There are several possible ways of parallelizing pipelines:
Pipes and fork
In this approach, you set up N-1 anonymous pipes, where N is the number of steps, fork N-1 times, and set the stdin/stdout of the child processes to use the anonymous pipes in order to form a chain. Then you poll the right-most step, or execute it directly if it a shell function. This is the traditional approach taken by many shells, including popular ones like Bash and Z shell.
The advantage of this approach is that it unifies the pipeline implementation; you always pipe multiple processes together, whether they are external commands, or forks of the shell. The biggest downside is that the subshells are disconnected from the scope they came from and cannot (easily) communicate with the parent. This can cause lots of confusion when learning how to write scripts in these languages, and so I decided that this approach was unacceptable for Riptide. Take the following example code:
def count 0
ls | grep foo | each {
set count (+ $count 1)
} > foo-files.txt
println "Found $count foo files"
While you might expect the above script to print out Found 10 foo files
if there are 10 files matching in the current directly, instead you will always get Found 0 foo files
, because the each
block has to operate on a clone of the count
variable. The original count
never gets updated.
Multithreading
Another approach is to use background threads or a thread pool to run multiple steps in a pipeline in parallel. "Script" steps are run in threads, while external commands are run in real processes. We then use abstractions inside these threads to make them behave as if they were normal processes. The current variable scope is then shared between these threads behind a mutex, so that they can all mutate their scope normally. Interestingly, this seems to be the approach that Fish Shell takes.
This lets you pipeline multiple script blocks together and be able to have the expected "normal" scoping rules for each, but has several disadvantages:
- How many threads should you limit execution to? If you do not cap threads, then the singular shell process could consume quite a bit of memory. If you do cap threads, then the pipeline will not be fully concurrent.
- Creating threads just to block on I/O is a bit wasteful in theory and is not the most optimal design.
- Threads are notorious for causing trouble when interacting with traditional shell concepts like signals and
exec
. You have to jump through a lot of hoops to avoid these gotchas.
Asynchronous tasks
This is the approach I propose we use in Riptide (see #11). We turn every potentially parallel bit of code into an asynchronous task, and then execute all tasks on the main thread using a single-threaded executor. This has many benefits:
- No additional threads are needed, so we don't have to worry about how they interact with the rest of the shell.
- Since most of the time pipelines are just waiting on I/O, this is a problem that async is well suited to solving.
- All steps in a pipeline can be executed concurrently (though not in parallel) on the main thread. We will switch between executing tasks naturally as bytes flow between the steps in the pipeline. External commands can also be awaited very easily.

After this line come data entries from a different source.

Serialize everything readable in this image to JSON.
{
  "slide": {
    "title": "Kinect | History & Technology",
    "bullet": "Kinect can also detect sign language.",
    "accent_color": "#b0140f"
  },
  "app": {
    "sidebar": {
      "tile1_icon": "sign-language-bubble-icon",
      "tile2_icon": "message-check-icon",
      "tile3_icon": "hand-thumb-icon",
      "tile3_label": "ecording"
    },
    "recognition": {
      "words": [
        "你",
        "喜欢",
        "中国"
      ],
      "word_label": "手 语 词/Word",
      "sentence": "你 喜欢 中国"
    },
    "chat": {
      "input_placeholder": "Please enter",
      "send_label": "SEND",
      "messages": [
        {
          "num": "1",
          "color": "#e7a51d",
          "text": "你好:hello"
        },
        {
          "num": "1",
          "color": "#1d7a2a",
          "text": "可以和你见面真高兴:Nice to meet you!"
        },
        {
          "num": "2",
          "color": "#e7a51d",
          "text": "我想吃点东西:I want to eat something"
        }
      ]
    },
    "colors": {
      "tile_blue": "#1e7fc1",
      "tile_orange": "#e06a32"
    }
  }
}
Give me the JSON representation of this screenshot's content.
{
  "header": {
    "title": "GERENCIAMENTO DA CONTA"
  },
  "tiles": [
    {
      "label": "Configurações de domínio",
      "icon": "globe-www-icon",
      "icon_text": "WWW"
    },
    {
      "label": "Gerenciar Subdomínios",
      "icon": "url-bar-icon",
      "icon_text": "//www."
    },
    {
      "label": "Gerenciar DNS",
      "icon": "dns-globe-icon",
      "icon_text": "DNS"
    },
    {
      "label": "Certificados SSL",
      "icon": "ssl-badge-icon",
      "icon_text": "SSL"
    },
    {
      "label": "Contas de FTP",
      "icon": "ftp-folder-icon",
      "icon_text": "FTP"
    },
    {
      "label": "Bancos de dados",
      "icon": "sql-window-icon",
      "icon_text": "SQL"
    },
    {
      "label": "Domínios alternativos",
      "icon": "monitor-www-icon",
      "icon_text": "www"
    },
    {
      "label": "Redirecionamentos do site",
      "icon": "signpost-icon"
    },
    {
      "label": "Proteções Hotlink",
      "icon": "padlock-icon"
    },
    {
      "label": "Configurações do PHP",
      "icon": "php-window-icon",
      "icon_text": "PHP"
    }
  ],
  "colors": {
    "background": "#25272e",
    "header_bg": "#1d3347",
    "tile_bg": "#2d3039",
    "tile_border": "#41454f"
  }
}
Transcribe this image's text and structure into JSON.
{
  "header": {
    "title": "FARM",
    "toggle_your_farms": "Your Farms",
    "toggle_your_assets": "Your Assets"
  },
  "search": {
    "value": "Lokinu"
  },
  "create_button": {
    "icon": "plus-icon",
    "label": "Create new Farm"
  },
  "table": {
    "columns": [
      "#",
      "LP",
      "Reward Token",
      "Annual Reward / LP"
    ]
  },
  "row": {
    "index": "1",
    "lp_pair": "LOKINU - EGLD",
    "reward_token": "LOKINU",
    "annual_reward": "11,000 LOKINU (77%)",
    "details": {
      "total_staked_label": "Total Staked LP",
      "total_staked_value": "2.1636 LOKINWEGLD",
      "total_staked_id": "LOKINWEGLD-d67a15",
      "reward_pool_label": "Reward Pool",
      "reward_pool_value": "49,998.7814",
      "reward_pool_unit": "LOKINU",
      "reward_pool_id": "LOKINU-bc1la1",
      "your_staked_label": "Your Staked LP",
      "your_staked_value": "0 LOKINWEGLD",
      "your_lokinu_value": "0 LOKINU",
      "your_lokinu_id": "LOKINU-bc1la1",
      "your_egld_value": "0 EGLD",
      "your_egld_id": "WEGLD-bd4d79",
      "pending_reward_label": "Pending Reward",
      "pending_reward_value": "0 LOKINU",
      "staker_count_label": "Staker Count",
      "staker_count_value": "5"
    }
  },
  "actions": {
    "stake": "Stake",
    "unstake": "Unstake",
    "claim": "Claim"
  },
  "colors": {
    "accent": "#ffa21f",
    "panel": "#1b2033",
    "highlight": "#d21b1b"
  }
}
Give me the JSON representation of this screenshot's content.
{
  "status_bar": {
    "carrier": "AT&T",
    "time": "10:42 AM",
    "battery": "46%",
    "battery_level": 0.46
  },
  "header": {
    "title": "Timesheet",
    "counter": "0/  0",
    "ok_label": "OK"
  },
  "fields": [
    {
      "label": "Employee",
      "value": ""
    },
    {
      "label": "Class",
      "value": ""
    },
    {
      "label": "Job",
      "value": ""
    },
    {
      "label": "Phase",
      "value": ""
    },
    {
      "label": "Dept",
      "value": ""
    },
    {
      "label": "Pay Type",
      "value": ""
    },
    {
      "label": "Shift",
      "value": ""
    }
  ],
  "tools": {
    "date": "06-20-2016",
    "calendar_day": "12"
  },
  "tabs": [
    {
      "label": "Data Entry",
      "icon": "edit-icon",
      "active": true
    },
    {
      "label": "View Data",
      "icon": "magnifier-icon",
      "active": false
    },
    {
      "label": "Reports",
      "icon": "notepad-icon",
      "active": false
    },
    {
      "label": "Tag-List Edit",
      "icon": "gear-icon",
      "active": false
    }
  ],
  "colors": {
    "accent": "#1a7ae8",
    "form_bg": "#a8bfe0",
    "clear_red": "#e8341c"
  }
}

This will require some refactoring, since the interpreter must essentially be asynchronous and be able to "yield" in the middle of a script and be resumed later. Typically this would be incredibly difficult to do using a tree-walk interpreter, but Rust's async/await makes this almost trivial by generating the complex state machine for us.
We could also accomplish the same thing by rewriting the interpreter into a JIT VM, but that would be quite a bit more work and would increase the complexity of the interpreter by quite a lot. I'd rather take tree walking as far as it can possibly go in order to keep the implementation simple, and only reconsider if it is an actual bottleneck.